As unidades aloestratigráficas podem apresentar grande variação litológica, tanto lateral – relacionada com gradações entre ambientes deposicionais adjacentes – como verticalmente – associada à sucessão de paleoambientes; assim, o conceito de fácies sedimentar representa importante instrumento auxiliar na interpretação da evolução da paisagem (MELLO, 1994, p. 99-100). A fácies consiste no conjunto de características litológicas, estruturais e orgânicas de corpo sedimentar. Cada fácies sedimentar tem relação com processo específico; portanto, as associações de fácies refletem o conjunto de processos sedimentares, que define determinado ambiente deposicional (MELLO, 1994, p. 101). Diversos pesquisadores realizaram estudos sobre processos e fácies sedimentares típicas de rios meandrantes (ALLEN, 1965; JACKSON, 1978), rios entrelaçados (DOEGLAS, 1962; WILLIAMS & RUST, 1969; RUST, 1972; 1978; MIALL, 1977; 1978; CANT & WALKER, 1978), leques aluviais (BLISSENBACH, 1954; HOOKE, 1967; BULL, 1977; BLAIR & MCPHERSON, 1994) e encostas (NELSON, 1992; BLIKRA & NEMEC, 1998; BERTRAN & TEXIER, 1999; NEMEC & KAZANCI, 1999). Essa literatura sobre ambientes deposicionais modernos ou relativamente recentes constitui referencial para a análise de fácies encontradas no registro sedimentar quaternário. Porém, deve- se enfatizar que, embora processos geológicos atuais possam ser utilizados para explicar eventos antigos, nem todos os processos pretéritos são observados no presente (MELLO, 1994, p. 102).
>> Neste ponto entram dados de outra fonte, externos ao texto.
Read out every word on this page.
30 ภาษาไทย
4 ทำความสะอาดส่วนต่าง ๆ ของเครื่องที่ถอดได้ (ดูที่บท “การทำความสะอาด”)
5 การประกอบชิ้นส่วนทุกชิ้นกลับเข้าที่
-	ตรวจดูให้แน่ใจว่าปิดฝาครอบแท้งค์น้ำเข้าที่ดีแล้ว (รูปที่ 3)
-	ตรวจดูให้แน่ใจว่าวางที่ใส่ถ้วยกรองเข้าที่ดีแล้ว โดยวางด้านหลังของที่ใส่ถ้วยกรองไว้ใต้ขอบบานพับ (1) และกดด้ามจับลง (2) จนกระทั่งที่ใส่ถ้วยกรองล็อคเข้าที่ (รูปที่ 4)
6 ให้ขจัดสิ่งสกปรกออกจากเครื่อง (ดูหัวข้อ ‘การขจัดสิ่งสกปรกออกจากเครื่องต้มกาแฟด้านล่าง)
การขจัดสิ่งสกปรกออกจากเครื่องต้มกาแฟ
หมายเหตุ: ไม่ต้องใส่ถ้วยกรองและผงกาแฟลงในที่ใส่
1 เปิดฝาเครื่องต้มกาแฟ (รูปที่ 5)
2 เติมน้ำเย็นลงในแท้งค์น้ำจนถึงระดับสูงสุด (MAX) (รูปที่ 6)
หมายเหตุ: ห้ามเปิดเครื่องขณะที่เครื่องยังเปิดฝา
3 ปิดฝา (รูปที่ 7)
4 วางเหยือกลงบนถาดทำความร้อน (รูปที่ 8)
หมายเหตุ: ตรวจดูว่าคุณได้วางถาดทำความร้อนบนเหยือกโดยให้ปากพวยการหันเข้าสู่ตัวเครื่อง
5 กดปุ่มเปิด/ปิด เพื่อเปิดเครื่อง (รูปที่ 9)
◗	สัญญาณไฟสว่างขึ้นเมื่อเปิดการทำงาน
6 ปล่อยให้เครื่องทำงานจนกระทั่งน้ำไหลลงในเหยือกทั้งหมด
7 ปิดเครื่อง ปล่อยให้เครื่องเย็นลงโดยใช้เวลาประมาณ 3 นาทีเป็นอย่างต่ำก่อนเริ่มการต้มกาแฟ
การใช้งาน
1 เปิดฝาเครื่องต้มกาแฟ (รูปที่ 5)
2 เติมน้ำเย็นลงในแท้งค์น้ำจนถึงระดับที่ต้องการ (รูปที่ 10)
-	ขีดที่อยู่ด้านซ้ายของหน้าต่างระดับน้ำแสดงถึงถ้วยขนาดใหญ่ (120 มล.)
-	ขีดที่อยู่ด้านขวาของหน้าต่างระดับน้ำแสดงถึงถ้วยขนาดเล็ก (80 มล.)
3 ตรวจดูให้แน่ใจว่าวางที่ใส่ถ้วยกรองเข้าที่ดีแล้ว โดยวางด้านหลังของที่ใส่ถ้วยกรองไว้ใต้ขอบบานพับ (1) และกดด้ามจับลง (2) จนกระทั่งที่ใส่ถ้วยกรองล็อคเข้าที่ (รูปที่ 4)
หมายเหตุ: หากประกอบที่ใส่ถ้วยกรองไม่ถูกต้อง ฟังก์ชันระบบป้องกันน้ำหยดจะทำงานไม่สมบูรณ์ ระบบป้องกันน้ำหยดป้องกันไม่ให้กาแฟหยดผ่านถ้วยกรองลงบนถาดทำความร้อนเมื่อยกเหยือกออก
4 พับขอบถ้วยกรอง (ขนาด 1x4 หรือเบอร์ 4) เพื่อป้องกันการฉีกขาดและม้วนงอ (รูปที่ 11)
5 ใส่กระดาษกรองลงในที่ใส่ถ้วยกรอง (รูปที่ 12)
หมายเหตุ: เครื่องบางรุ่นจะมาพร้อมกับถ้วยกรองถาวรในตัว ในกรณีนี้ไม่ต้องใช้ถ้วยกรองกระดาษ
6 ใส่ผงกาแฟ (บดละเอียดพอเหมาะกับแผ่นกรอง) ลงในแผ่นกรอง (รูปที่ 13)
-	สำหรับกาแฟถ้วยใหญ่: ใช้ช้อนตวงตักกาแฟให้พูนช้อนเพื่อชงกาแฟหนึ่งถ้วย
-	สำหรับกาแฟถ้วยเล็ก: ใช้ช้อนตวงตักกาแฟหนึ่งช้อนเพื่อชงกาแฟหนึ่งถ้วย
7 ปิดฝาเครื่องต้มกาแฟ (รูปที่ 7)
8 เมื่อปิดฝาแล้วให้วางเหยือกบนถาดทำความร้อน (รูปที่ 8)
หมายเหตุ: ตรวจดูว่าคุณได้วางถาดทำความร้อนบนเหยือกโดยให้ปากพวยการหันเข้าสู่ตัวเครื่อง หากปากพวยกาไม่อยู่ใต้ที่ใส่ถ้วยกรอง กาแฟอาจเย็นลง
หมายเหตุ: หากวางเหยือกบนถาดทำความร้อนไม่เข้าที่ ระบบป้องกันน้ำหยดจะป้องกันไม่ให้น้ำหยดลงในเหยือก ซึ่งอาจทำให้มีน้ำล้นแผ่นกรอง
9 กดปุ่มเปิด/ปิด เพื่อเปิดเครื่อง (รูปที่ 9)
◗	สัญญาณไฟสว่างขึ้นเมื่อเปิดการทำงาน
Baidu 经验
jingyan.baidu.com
As unidades aloestratigráficas também podem ser limitadas por superfícies geomorfológicas, paleossolos e solos. A Paleopedologia e a Pedologia se integram à Estratigrafia por meio da formação periódica de solos em sequências deposicionais fluviais e coluviais e, por conseguinte, contribuem para compreender a evolução da paisagem. Paleossolos e solos constituem importantes marcadores de estabilidade da paisagem (GERRARD, 1981, p. 151; CATT, 1990, p. 2; MOURA, 1998, p. 351; KRAUS, 1999, p. 42; THOMAS, 2001, p. 94). A taxa e a dinâmica de sedimentação influenciam o grau de desenvolvimento pedogenético, que pode indicar a duração de períodos de não-deposição. Assim, paleossolos e solos fortemente desenvolvidos representam

interrupções na acumulação de sedimentos por longos intervalos de tempo. Além disso, condições ambientais pretéritas estão registradas em horizontes, macro e microestruturas, feições pedológicas – tais como películas de argila (cutãs), nódulos e concreções, entre outras – e argilominerais. Portanto, a classificação de paleossolos e solos é essencial para caracterizar fases de estabilidade da paisagem. Várias feições de paleossolos podem ser interpretadas pela comparação com solos modernos (RETALLACK, 1990, p. 91). No entanto, a maioria das classificações de solos atuais se baseia em propriedades dinâmicas – tais como pH, teor de matéria orgânica, saturação por bases, entre outras – que podem ser bastante modificadas após o enterramento do solo. Diante disso, alguns pesquisadores têm desenvolvido sistemas taxonômicos específicos para classificar paleossolos, que são parcialmente fundamentados na Taxonomia de Solos Norte-Americana (NETTLETON et al., 1998; 2000), ou na Base de Referência Mundial para Recursos do Solo (KRASILNIKOV & CALDERÓN, 2006). Tal iniciativa mantém a validade da determinação do significado paleoambiental de paleossolos pela analogia com solos modernos.